South Korea's economic growth slowed down to 0.4 percent in the second quarter compared to previous three months, weighed down by the faltering global economy and the intensifying debt crisis in the euro zone, data released by the Bank of Korea (BoK) Thursday showed.

In the first quarter, the economy expanded 0.9 percent. This report comes after it was known last month that the country's consumer confidence fell in June as compared to May. The BoK's consumer confidence index, which is an indication of consumers' overall economic outlook, dropped to 101 in June down from 105 in May.

Earlier this month, South Korea's central bank cut the interest rate for the first time in over three years in a move to stimulate the faltering economic growth of the country. The BoK said that it had decided to cut the interest rate by 25 basis points to 3 percent. This easing in the monetary policy was seen as a much-needed thrust to boost liquidity in the financial system and help the economy regain its growth momentum.

While cutting the interest rate, the central bank said that growth was likely to be weaker than it had expected, with a negative output gap persisting for longer. South Korea's economic growth forecast was reduced by the central bank to 3 percent this year, down from 3.5 percent prediction made in April.
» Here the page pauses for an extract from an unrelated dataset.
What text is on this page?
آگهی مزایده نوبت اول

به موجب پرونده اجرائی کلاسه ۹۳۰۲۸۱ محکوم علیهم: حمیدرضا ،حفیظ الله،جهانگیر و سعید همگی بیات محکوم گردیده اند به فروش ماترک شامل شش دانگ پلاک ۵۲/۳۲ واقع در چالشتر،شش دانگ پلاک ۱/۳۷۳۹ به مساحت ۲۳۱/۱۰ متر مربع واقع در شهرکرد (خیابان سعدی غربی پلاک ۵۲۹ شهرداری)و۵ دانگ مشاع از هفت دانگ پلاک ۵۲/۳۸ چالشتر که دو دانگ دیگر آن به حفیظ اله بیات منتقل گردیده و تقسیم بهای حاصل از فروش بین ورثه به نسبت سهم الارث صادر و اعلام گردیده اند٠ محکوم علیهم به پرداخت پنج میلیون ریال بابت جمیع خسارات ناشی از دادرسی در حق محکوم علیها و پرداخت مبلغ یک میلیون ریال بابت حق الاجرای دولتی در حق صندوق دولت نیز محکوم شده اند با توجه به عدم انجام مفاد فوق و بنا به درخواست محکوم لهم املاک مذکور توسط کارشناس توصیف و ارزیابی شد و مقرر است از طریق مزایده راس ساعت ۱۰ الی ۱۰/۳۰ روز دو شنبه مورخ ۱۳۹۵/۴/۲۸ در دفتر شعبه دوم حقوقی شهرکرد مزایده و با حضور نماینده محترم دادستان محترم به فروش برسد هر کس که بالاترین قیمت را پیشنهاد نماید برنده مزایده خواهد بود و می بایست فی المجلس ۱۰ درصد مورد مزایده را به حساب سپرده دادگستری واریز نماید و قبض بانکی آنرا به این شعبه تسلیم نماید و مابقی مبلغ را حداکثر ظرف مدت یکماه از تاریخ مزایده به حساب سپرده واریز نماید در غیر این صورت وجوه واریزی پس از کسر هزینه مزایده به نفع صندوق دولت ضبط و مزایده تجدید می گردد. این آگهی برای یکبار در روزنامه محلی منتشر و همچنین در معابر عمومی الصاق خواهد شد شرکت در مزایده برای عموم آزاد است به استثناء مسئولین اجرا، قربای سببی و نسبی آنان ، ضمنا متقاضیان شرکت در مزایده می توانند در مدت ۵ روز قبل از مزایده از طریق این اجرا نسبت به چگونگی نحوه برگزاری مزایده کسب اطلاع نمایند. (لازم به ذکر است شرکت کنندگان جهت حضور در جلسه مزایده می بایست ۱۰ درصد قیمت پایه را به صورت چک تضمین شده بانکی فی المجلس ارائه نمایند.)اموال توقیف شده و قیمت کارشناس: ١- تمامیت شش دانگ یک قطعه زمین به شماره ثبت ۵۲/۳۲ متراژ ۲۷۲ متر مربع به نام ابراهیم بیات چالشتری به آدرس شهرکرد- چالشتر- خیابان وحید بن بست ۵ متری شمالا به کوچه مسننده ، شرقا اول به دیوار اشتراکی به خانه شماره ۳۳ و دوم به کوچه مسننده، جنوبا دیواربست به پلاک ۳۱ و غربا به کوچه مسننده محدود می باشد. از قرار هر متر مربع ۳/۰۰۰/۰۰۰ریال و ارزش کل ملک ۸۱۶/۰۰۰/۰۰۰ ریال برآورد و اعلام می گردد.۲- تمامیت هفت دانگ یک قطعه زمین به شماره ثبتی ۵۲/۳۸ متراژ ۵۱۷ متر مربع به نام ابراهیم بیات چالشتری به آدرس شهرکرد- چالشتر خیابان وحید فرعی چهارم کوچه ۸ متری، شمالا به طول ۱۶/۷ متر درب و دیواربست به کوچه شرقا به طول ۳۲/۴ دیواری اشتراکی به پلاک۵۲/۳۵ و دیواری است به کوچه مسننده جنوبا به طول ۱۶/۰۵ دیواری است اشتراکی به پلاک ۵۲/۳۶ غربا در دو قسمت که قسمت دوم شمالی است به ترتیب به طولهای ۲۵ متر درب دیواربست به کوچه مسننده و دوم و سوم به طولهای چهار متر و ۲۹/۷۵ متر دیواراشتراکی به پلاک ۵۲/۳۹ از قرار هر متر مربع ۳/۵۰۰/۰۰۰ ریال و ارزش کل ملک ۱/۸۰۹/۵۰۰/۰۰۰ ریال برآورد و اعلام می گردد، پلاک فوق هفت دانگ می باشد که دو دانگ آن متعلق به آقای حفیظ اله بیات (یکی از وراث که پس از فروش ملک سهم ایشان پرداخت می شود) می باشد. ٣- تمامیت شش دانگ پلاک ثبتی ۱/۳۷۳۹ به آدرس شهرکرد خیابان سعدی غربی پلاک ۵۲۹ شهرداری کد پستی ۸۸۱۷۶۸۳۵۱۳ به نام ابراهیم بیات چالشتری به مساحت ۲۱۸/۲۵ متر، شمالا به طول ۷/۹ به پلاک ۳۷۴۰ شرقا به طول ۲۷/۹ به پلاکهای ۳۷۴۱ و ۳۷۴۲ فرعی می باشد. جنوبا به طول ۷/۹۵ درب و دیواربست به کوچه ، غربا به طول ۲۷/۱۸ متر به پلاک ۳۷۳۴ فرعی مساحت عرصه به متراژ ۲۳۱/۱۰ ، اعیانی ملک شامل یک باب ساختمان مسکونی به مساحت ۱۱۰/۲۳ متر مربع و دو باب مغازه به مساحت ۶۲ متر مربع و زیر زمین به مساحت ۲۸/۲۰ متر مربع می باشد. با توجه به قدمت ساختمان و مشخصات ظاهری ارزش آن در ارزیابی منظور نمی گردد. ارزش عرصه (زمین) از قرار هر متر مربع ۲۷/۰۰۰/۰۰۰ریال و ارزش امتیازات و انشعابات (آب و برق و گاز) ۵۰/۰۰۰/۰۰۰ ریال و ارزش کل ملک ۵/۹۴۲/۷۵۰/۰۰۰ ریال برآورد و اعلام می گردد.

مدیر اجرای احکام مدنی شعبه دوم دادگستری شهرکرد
There is a possibility that the BoK will have to further cut the growth forecast for the year if the situation in Europe worsens, subsequent to the re-emergence of debt problems in Spain. The Asian Development Bank (ADB) reported in April that the country's economic growth was expected to slow down as its exports were going to be badly impacted by the decreasing global demand.

With the euro zone expected to head into a deep recession in the second half of the year, conditions faced by South Korea's exporters are unlikely to improve soon. Exports to the EU have been falling and shipments to the U.S. and China have also been disappointing. The business sentiment too is not expected to be positive as a result of the debt crisis faced by the euro zone, which in turn will affect the job market.